Juan Carlos Viloria-El Correo

  • La heredera se adentra irreversiblemente en un clima político cargado de electricidad, tensión y polarización

El estrés informativo que sufrimos desde el 23-J llegó a su nivel máximo en estos últimos días de octubre ventoso, coincidiendo el acatamiento de Sánchez a la voluntad de separatista Carles Puigdemont y el acatamiento de la princesa Leonor a la Constitución Española. Coinciden en el tiempo el solemne acto de respeto y supeditación a la ley de leyes, personificado en la heredera, con el acto de subjetivismo interpretativo legal y electoral, que a quien solo persigue su investidura como presidente para los próximos años, le permite hacer lo que prometió que jamás haría. Vaya ejemplaridad, que diría mi amigo Javier Gomá.

La heredera se somete a la soberanía del pueblo plasmada en la Carta Magna del 78 en tiempos de un relativismo político y moral como no se había vivido en los últimos cuarenta años. Un relativismo que permite al poder adecuar el derecho a las urgencias de la política partidista; que habilita para sostener, sin rigor, que decenas de sentencias del TC consagran la constitucionalidad de la amnistía. O, directamente, que la amnistía es constitucional. En síntesis, que el fin lo justifica todo.

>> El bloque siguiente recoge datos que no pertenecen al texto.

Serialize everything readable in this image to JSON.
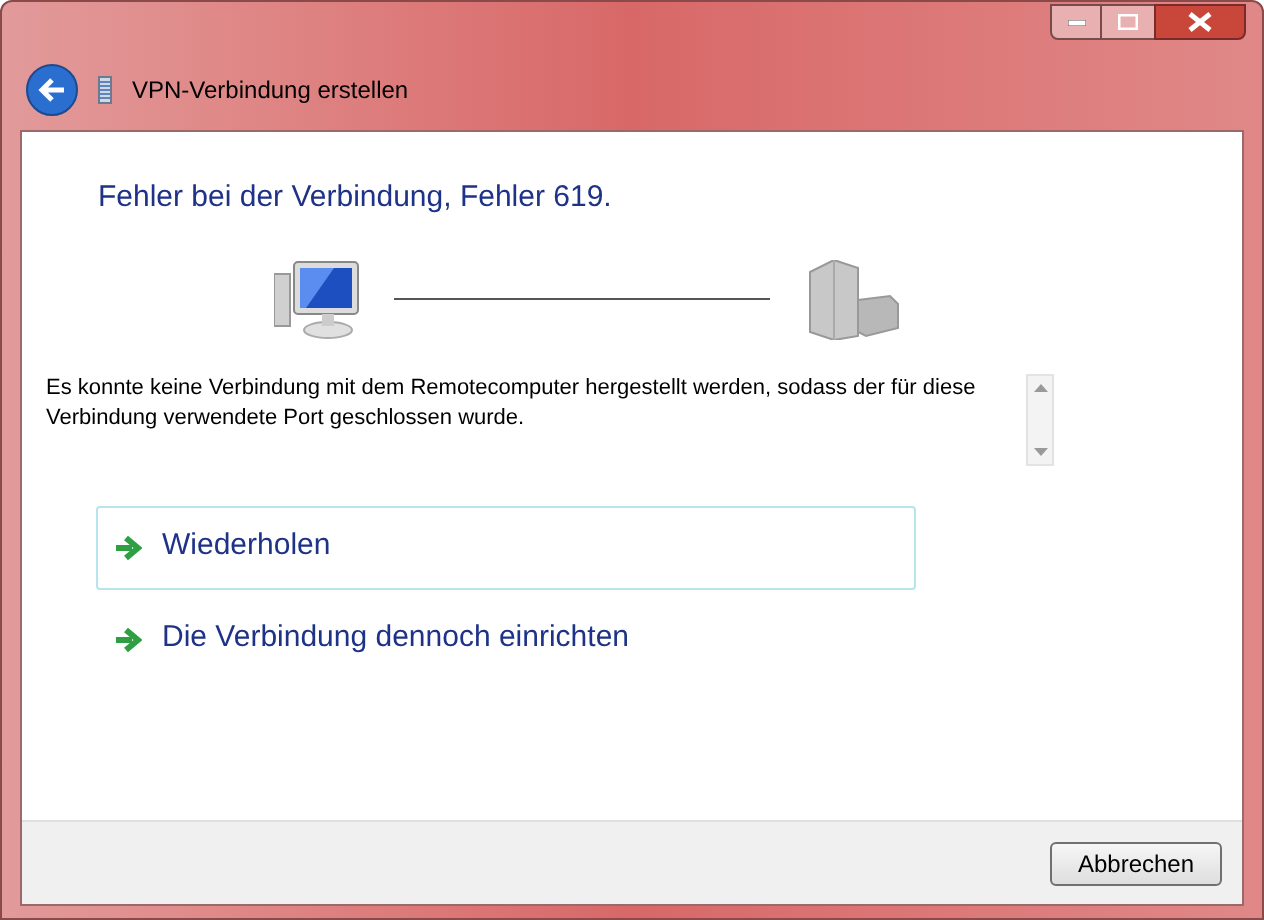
{
  "window": {
    "title": "VPN-Verbindung erstellen"
  },
  "heading": "Fehler bei der Verbindung, Fehler 619.",
  "message": "Es konnte keine Verbindung mit dem Remotecomputer hergestellt werden, sodass der für diese Verbindung verwendete Port geschlossen wurde.",
  "options": [
    {
      "label": "Wiederholen",
      "selected": true
    },
    {
      "label": "Die Verbindung dennoch einrichten",
      "selected": false
    }
  ],
  "buttons": [
    "Abbrechen"
  ]
}
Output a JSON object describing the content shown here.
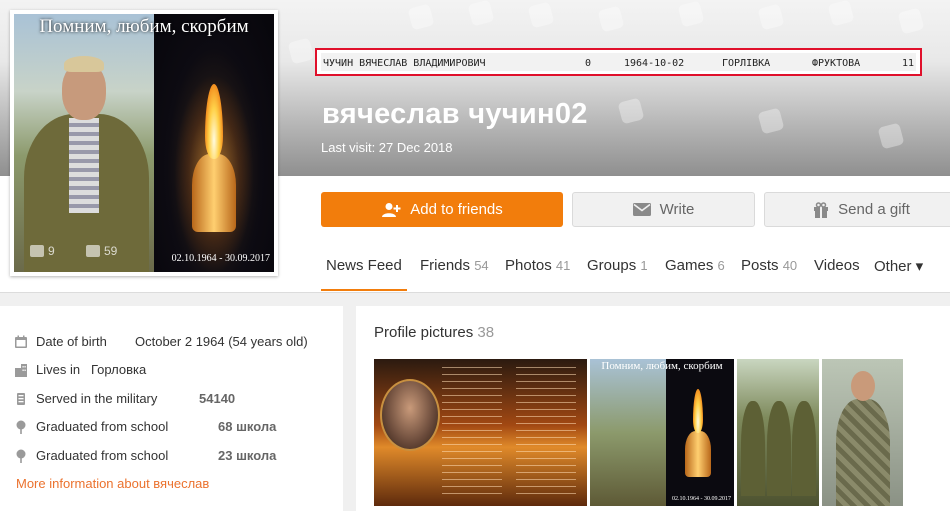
{
  "avatar": {
    "caption": "Помним, любим, скорбим",
    "dates": "02.10.1964 - 30.09.2017",
    "comments_count": "9",
    "likes_count": "59"
  },
  "record": {
    "name": "ЧУЧИН ВЯЧЕСЛАВ ВЛАДИМИРОВИЧ",
    "flag": "0",
    "birth_date": "1964-10-02",
    "city": "ГОРЛІВКА",
    "street": "ФРУКТОВА",
    "house": "11"
  },
  "profile": {
    "name": "вячеслав чучин02",
    "last_visit": "Last visit: 27 Dec 2018"
  },
  "actions": {
    "add_friends": "Add to friends",
    "write": "Write",
    "send_gift": "Send a gift"
  },
  "tabs": [
    {
      "label": "News Feed",
      "count": ""
    },
    {
      "label": "Friends",
      "count": "54"
    },
    {
      "label": "Photos",
      "count": "41"
    },
    {
      "label": "Groups",
      "count": "1"
    },
    {
      "label": "Games",
      "count": "6"
    },
    {
      "label": "Posts",
      "count": "40"
    },
    {
      "label": "Videos",
      "count": ""
    },
    {
      "label": "Other ▾",
      "count": ""
    }
  ],
  "about": {
    "rows": [
      {
        "label": "Date of birth",
        "value": "October 2 1964 (54 years old)"
      },
      {
        "label": "Lives in",
        "value": "Горловка"
      },
      {
        "label": "Served in the military",
        "value": "54140"
      },
      {
        "label": "Graduated from school",
        "value": "68 школа"
      },
      {
        "label": "Graduated from school",
        "value": "23 школа"
      }
    ],
    "more_link": "More information about вячеслав"
  },
  "profile_pictures": {
    "title": "Profile pictures",
    "count": "38",
    "thumb2_caption": "Помним, любим, скорбим",
    "thumb2_dates": "02.10.1964 - 30.09.2017"
  },
  "colors": {
    "accent": "#f27d0c",
    "highlight_border": "#e0102b",
    "link": "#eb722e"
  }
}
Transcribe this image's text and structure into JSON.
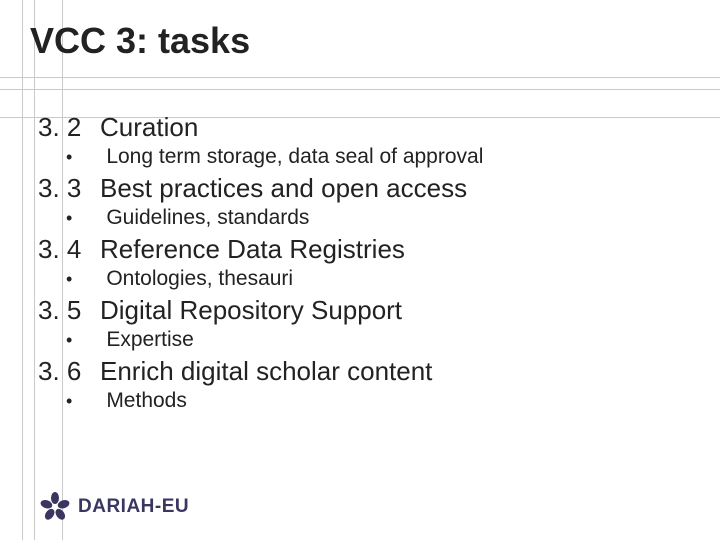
{
  "title": "VCC 3: tasks",
  "tasks": [
    {
      "num": "3. 2",
      "label": "Curation",
      "sub": "Long term storage, data seal of approval"
    },
    {
      "num": "3. 3",
      "label": "Best practices and open access",
      "sub": "Guidelines, standards"
    },
    {
      "num": "3. 4",
      "label": "Reference Data Registries",
      "sub": "Ontologies, thesauri"
    },
    {
      "num": "3. 5",
      "label": "Digital Repository Support",
      "sub": "Expertise"
    },
    {
      "num": "3. 6",
      "label": "Enrich digital scholar content",
      "sub": "Methods"
    }
  ],
  "footer": {
    "logo_text": "DARIAH-EU"
  }
}
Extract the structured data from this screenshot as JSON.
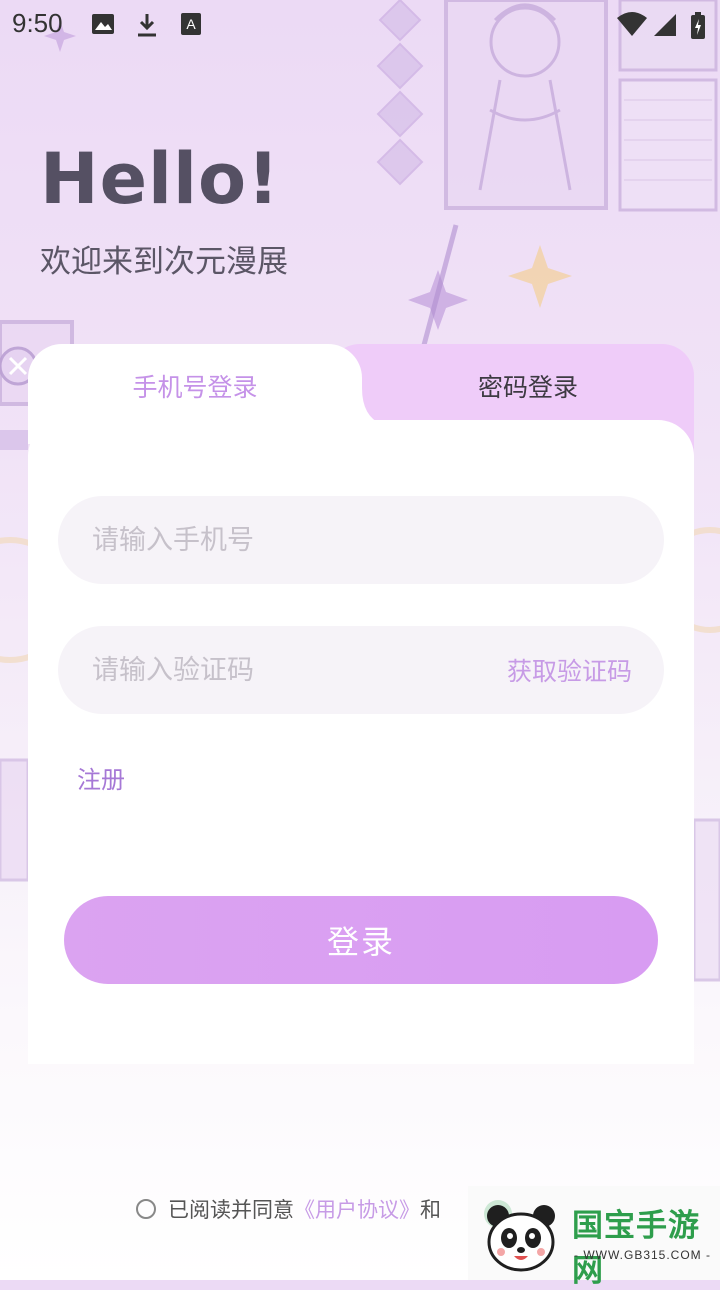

Que un partido se puede adueñar de la prerrogativa nacional de la amnistía y mercadear con ella votos y favores, «por necesidad» o «por España». Qué más da. La joven princesa con sus dieciocho años recién estrenados, que exhibe ya un carácter de seriedad y nobleza, entra irreversiblemente en el clima político nacional cuya atmósfera está cargada de electricidad, tensión y polarización. Por su cuidada formación sabe que, desde la Constitución de

Cádiz, la Corona que ella encarnará en el futuro, no es un poder sino un símbolo y que la soberanía reside en la Nación de ciudadanos plasmada en la Constitución. También que una democracia representada en la fórmula de monarquía constitucional, como la española, se apoya en los tres poderes, en su autonomía y en la división de funciones. Pero con el populismo como enfermedad infantil del relativismo que ha encontrado en España un terreno fértil para prosperar, ya es casi imposible distinguir lo correcto de lo oportunista, lo moral de lo necesario, la historia real de la memoria selectiva.

La expresión «tiempos convulsos», que se ha convertido en el comodín de las crónicas de la investidura de Leonor y la inminente de Sánchez, está plenamente justificada. Porque nadie puede hacer previsiones sobre hasta dónde puede llegar la utilización del derecho alternativo, el manoseo de las instituciones, la soberbia de los vencedores y la indignación de los humillados. Un país en el que coincide una ovación de cuatro minutos a los reyes y la heredera, con la gesticulación antisistema de la mitad de los socios del próximo presidente, está abocado a transitar durante los próximos tiempos por el filo de la navaja.